Home Subsists on Good Will of Many
St. Herman’s provides its daily social services with no fundingneither from the Diocese nor from the government. It has no budget or advance planning, but operates from day to day on the donations given it by individuals and churches of all denominations.
“When we have a financial crisis, I usually kneel in the Chapel and pray to Jesus. If there are no results, I pray to his Mother Mary to get after Him,” says Fr. Gregory, jokingly, “and then we always seem to get results in four daysalways four days. Some anonymous donor comes through and we can operate again for awhile.”
The biggest financial problem of St.
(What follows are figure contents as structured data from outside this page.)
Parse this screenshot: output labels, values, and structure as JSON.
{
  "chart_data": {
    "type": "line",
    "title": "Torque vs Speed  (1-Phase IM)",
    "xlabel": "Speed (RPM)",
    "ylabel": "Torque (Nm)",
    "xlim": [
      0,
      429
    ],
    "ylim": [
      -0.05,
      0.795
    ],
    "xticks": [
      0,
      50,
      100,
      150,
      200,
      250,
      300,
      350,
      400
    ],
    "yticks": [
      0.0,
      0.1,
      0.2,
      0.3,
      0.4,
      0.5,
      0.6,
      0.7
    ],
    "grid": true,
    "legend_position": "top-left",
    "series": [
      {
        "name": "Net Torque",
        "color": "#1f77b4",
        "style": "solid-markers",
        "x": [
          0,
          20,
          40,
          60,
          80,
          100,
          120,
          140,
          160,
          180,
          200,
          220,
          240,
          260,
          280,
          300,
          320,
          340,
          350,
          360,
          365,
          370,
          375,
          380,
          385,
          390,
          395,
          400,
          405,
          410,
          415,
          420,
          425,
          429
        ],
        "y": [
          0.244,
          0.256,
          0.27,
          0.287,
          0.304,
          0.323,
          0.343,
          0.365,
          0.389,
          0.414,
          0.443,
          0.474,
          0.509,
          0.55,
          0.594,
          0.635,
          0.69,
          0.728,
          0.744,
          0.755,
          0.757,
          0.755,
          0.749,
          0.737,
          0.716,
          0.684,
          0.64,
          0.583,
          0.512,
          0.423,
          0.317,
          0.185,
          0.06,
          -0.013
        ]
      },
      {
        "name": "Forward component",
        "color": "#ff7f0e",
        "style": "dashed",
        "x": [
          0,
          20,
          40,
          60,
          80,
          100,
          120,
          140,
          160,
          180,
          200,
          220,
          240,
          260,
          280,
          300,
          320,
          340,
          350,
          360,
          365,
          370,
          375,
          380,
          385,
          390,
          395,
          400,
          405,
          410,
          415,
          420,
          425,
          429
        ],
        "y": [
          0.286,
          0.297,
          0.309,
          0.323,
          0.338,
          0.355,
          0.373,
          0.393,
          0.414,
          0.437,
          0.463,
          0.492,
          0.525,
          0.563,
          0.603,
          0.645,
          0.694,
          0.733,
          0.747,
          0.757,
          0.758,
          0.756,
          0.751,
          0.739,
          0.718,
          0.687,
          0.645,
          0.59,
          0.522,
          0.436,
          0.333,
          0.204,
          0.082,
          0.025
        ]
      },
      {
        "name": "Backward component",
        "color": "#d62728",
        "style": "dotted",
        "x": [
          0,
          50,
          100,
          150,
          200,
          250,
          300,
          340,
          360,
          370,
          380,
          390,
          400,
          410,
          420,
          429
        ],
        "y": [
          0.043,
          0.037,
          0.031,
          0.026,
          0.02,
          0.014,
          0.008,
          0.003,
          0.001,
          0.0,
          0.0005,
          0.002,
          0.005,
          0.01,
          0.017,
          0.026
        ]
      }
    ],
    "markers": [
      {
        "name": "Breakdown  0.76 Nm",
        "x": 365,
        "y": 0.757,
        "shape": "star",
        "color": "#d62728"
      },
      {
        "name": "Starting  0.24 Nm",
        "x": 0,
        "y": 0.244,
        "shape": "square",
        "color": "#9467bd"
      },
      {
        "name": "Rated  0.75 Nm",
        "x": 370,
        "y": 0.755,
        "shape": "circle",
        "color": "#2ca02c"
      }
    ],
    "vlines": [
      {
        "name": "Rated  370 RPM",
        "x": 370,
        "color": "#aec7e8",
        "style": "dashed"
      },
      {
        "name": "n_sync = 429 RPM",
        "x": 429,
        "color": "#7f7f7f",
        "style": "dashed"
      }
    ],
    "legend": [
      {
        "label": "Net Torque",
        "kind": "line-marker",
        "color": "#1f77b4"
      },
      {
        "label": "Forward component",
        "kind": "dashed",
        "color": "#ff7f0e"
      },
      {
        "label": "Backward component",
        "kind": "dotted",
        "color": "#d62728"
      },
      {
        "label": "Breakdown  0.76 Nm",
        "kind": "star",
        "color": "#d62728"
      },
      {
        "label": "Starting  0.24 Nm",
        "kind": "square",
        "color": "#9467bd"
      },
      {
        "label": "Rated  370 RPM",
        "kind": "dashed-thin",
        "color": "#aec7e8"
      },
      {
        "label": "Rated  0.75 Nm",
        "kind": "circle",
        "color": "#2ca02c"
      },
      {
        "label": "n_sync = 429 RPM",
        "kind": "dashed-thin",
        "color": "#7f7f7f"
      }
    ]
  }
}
Herman’s seems to be the enormous gas and electric bills. Gas bills for the 160 year-old house are budgeted at $300. monthly and electric bills run about the same in order to keep the large food cooling units in operation. There have been times when the gas and electricity have been turned off because of the delinquent payments. The Home has also had difficulties with various zoning, building, and fire codes. Although the Home has refused to take money from “Caesar,” the name they give to the city administration, Fr. Gregory says that the past and present mayoral administration have been somewhat favorable to the Home.
Nevertheless, the Home still exists after seven years. “We are grateful to the many wonderful people in the city who have helped us to exist,” explained Fr. Gregory. Churches and organizations of all denominations have offered donations.
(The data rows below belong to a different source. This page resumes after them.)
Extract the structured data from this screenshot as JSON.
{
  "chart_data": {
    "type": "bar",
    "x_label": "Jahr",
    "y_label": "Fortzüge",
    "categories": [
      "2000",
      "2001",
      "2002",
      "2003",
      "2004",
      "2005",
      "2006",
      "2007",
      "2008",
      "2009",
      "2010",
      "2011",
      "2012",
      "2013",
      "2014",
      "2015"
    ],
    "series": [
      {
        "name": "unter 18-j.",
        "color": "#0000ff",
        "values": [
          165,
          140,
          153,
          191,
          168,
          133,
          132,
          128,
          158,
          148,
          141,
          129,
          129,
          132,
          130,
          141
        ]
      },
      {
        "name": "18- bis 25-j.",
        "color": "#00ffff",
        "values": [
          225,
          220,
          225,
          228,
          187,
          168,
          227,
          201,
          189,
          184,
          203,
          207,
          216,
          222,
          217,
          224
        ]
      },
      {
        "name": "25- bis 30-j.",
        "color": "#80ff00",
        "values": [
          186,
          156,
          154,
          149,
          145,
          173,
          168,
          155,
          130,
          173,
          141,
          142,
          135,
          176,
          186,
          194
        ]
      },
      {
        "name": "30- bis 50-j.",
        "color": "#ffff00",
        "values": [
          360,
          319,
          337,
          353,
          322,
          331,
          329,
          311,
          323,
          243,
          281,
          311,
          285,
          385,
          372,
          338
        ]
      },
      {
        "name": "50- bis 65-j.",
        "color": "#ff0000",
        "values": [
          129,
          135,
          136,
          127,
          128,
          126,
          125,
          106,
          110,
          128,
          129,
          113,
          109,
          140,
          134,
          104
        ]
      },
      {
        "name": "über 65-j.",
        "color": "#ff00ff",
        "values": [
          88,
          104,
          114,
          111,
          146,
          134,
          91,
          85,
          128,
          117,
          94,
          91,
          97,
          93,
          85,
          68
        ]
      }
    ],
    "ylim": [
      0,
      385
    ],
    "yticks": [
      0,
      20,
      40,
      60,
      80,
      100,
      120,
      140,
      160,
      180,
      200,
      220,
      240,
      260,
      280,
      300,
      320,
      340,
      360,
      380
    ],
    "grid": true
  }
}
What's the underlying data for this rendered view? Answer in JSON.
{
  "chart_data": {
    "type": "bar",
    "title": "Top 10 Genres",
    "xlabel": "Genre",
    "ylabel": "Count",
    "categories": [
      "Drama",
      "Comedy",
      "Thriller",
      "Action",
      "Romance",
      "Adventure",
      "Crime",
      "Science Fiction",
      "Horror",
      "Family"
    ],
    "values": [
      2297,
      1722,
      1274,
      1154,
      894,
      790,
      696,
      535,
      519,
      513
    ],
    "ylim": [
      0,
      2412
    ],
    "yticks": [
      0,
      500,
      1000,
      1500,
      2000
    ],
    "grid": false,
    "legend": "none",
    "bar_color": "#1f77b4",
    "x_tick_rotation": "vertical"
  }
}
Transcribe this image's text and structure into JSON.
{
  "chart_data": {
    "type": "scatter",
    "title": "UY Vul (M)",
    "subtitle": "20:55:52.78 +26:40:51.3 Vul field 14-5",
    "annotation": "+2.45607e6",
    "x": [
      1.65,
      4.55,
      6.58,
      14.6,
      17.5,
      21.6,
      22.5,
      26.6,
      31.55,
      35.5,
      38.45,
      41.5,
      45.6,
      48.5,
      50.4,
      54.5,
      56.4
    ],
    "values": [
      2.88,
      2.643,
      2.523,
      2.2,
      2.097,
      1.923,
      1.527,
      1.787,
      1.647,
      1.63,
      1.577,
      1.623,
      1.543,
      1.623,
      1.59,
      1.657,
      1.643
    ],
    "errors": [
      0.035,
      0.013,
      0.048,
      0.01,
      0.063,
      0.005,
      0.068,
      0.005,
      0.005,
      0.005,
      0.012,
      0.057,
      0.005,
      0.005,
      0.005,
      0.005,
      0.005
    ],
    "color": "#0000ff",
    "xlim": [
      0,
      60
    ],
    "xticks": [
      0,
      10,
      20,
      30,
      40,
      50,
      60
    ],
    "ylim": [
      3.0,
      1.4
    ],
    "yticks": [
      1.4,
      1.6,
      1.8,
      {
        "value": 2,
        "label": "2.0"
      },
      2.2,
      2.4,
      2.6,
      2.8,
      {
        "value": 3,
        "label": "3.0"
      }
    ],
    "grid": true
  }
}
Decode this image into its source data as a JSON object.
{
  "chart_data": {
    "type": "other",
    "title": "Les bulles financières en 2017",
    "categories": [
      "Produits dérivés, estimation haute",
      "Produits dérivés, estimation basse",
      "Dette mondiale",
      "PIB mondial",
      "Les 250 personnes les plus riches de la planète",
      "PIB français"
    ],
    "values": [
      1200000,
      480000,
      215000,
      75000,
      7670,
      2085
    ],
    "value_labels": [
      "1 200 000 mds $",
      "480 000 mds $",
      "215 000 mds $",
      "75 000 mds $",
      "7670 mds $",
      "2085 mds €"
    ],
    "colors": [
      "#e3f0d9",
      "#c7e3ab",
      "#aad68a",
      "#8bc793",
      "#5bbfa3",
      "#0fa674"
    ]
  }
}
Orthodox Among Regular Supporters
Many of the Orthodox churches in the Cleveland area are among those that give regular help to St. Herman’s. Groups and individuals from the various parishes have donated food, clothing, time, skills, and money throughout the past years. We became acquainted with the home firsthand when we took our 7th and 8th grade church school class there to drop off clothing that they had collected for the residents. It was an especially educational experience for the class. We were welcomed, as are all visitors, and given a tour of the house. In fact, the monks prefer people to come and see what is happening there before they make any donations. They want people to know how their gifts or money are being used.
Last year, the Orthodox Clergy Association asked Fr. Gregory for donation guidelines in order to avoid too much duplication of items. As a result, a list was drawn up, asking different parishes to donate particular items each month. Our parish, for example, in different months, supplied the home with various paper products for meals and for the bathrooms, .soap, coats, underwear, men’s clothing, and blankets.
As food is constantly welcomed, individuals and groups have not only donated food items, but have prepared different dishes and dropped them off, or sometimes even served them. Last month our priest, his wife, and several parishioners made pots of soup, lasagna, and casseroles to feed 200 and took them over. Next month our “R” Club is planning to cook a dinner and serve it for them. Such efforts on the parts of individuals and groups in our parish are carried out by many other individuals and parishes as well.
In addition to food and clothing, some individuals have donated time and skills by helping with repairs at the home; another donated the use of a van to transport items. The men who stay there also help by keeping the home clean, and assisting the monks in the regular preparation and serving of food.
“There will always be dwindling finances and rising costs ready to thwart St. Herman’s success. Hopefully, also, there will continue to be offerings from individuals and religious groups, for they have thus far kept the house going,” concluded Fr. Gregory. “Pray for us.”
1 What are the ways that you might see yourself or your parish helping an organization such as this one in your area?
2. Do you feel this kind of effort is something the Orthodox should increase?
3. If Number 2 is Yes, what are some of the social needs in your community or city that you might reach out to?